The weight of such “misjudgments” became real to me after I met Mr. Song, a party to the so-called Yeongwol Farmers’ Association murder case, last December. He had stood trial as the defendant in a 2004 murder case in Yeongwol, Gangwon Province, and in December last year the Supreme Court of Korea finally acquitted him, restoring his freedom after 20 years.
Mr. Song was on a family trip to his hometown when he became entangled in the case. He was identified as the culprit because he was wearing sandals similar to the footprints found at the scene. The trial court sentenced him to life imprisonment on that basis. However, after a new forensic examination on appeal, the judgment was overturned and he was found not guilty.
Mr. Song said that during the investigation and trial, the most painful thing was the gaze that took it for granted he was the “criminal.” His whereabouts at the time of the crime, possible motive, and other eyewitness statements were all insufficient to prove guilt, yet a single piece of circumstantial evidence—the “footprints”—overwhelmed every other consideration.
Even though his acquittal is now final, his life has already been left in ruins. Reinvestigations and search-and-seizure operations over more than 20 years, along with repeated summons for questioning and travel bans, made it impossible for him to live a normal life.
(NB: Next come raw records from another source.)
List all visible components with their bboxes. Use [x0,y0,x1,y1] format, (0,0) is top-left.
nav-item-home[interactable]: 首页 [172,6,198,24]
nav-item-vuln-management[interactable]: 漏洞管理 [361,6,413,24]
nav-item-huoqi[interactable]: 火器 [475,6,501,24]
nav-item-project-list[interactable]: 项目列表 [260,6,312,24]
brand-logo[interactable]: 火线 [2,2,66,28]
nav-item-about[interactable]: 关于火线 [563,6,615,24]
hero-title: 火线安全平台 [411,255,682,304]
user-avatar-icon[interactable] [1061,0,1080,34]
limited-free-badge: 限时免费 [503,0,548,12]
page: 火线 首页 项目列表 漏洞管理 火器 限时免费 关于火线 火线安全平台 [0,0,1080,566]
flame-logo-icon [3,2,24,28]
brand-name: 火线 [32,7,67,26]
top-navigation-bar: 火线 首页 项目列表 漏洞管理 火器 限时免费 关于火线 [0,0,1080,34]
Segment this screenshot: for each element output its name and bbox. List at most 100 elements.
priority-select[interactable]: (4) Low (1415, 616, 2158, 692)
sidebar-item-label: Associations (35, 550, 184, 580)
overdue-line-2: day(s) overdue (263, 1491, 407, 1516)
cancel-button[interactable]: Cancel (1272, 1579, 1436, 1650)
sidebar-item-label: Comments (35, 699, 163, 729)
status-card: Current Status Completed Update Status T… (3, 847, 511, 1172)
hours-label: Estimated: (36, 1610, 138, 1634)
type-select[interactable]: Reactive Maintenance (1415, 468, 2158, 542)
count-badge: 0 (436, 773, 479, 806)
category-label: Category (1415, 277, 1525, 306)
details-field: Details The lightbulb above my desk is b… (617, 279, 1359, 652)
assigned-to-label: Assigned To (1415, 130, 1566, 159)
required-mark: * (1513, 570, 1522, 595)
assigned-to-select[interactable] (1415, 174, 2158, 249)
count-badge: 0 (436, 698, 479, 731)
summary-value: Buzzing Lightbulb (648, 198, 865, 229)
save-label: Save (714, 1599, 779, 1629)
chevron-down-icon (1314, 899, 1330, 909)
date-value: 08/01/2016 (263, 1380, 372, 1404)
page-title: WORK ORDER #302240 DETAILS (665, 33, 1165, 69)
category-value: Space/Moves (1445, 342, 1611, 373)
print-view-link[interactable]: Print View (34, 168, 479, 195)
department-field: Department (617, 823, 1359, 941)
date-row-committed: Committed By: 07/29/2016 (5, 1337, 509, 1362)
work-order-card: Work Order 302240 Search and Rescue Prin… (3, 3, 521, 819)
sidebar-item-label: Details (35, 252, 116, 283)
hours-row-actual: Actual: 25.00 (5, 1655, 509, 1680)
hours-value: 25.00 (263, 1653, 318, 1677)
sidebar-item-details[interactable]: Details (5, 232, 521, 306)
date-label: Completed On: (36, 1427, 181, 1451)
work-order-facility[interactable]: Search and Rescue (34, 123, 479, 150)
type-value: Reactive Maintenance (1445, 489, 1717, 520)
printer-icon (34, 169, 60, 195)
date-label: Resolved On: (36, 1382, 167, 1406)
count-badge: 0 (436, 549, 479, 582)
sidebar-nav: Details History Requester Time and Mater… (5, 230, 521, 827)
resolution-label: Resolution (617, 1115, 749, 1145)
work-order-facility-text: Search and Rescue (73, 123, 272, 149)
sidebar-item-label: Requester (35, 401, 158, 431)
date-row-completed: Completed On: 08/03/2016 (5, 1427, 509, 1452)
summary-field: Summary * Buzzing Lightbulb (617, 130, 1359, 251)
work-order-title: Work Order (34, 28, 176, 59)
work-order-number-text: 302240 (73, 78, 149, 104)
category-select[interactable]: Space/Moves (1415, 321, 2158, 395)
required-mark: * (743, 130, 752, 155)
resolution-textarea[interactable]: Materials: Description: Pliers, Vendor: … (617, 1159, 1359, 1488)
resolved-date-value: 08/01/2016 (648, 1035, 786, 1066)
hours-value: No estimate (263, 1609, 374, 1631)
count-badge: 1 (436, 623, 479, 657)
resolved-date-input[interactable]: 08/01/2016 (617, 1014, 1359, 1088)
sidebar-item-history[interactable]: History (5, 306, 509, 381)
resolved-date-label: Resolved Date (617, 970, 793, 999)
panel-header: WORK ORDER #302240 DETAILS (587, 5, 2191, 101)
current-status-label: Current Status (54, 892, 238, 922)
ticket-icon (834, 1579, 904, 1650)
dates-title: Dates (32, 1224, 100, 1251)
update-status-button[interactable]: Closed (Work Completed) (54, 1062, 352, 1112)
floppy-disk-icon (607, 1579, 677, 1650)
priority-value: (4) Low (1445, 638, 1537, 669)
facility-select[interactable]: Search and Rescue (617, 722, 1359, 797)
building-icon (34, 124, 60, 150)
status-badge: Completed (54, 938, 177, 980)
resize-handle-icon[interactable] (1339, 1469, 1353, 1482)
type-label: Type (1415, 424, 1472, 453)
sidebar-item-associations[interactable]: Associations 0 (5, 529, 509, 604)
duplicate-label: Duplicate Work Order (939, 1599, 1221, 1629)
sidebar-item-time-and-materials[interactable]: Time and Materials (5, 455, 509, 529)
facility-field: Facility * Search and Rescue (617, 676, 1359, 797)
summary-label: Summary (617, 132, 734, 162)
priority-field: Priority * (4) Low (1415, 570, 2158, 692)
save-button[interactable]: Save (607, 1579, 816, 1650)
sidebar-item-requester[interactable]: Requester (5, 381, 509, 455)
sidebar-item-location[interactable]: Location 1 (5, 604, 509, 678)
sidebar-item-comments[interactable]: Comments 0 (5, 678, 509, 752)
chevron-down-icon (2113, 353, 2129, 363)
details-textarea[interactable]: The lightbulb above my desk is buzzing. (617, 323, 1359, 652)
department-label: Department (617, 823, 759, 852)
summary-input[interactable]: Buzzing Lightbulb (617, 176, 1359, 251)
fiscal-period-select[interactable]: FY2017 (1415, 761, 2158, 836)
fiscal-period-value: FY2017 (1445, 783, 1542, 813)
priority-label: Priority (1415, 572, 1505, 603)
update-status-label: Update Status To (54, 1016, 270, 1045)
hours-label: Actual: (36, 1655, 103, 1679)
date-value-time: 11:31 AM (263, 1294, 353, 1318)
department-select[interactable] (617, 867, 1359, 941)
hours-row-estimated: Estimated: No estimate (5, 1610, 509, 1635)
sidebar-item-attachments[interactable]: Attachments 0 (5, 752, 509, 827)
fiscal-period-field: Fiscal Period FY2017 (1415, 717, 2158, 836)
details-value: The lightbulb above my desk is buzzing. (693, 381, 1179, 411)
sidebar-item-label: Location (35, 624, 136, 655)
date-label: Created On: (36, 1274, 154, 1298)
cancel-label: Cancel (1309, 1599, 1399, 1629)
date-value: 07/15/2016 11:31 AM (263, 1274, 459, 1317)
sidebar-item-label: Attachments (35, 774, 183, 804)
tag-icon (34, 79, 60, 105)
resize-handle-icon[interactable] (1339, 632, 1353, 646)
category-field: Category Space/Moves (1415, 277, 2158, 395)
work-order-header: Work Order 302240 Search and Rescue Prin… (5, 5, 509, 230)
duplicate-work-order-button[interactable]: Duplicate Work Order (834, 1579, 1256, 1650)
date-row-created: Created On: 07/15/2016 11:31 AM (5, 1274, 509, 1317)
Even after the not-guilty verdict, YouTube videos and news articles that portray him as the perpetrator remain online. Mr. Song said, “I don’t know if the mental damage from those 21 years can ever truly be compensated.”
“When in doubt, for the defendant.” This legal maxim, still often quoted today, remains valid. It is the fundamental principle of criminal trials that if reasonable doubt cannot be completely ruled out, the defendant must be acquitted.
For this principle to be more than a mere declaration, we must maintain a constant vigilance against the possibility of error in judgment, however small it may look in numbers—such as 0.8%. Because for someone, that 0.8% was their entire life.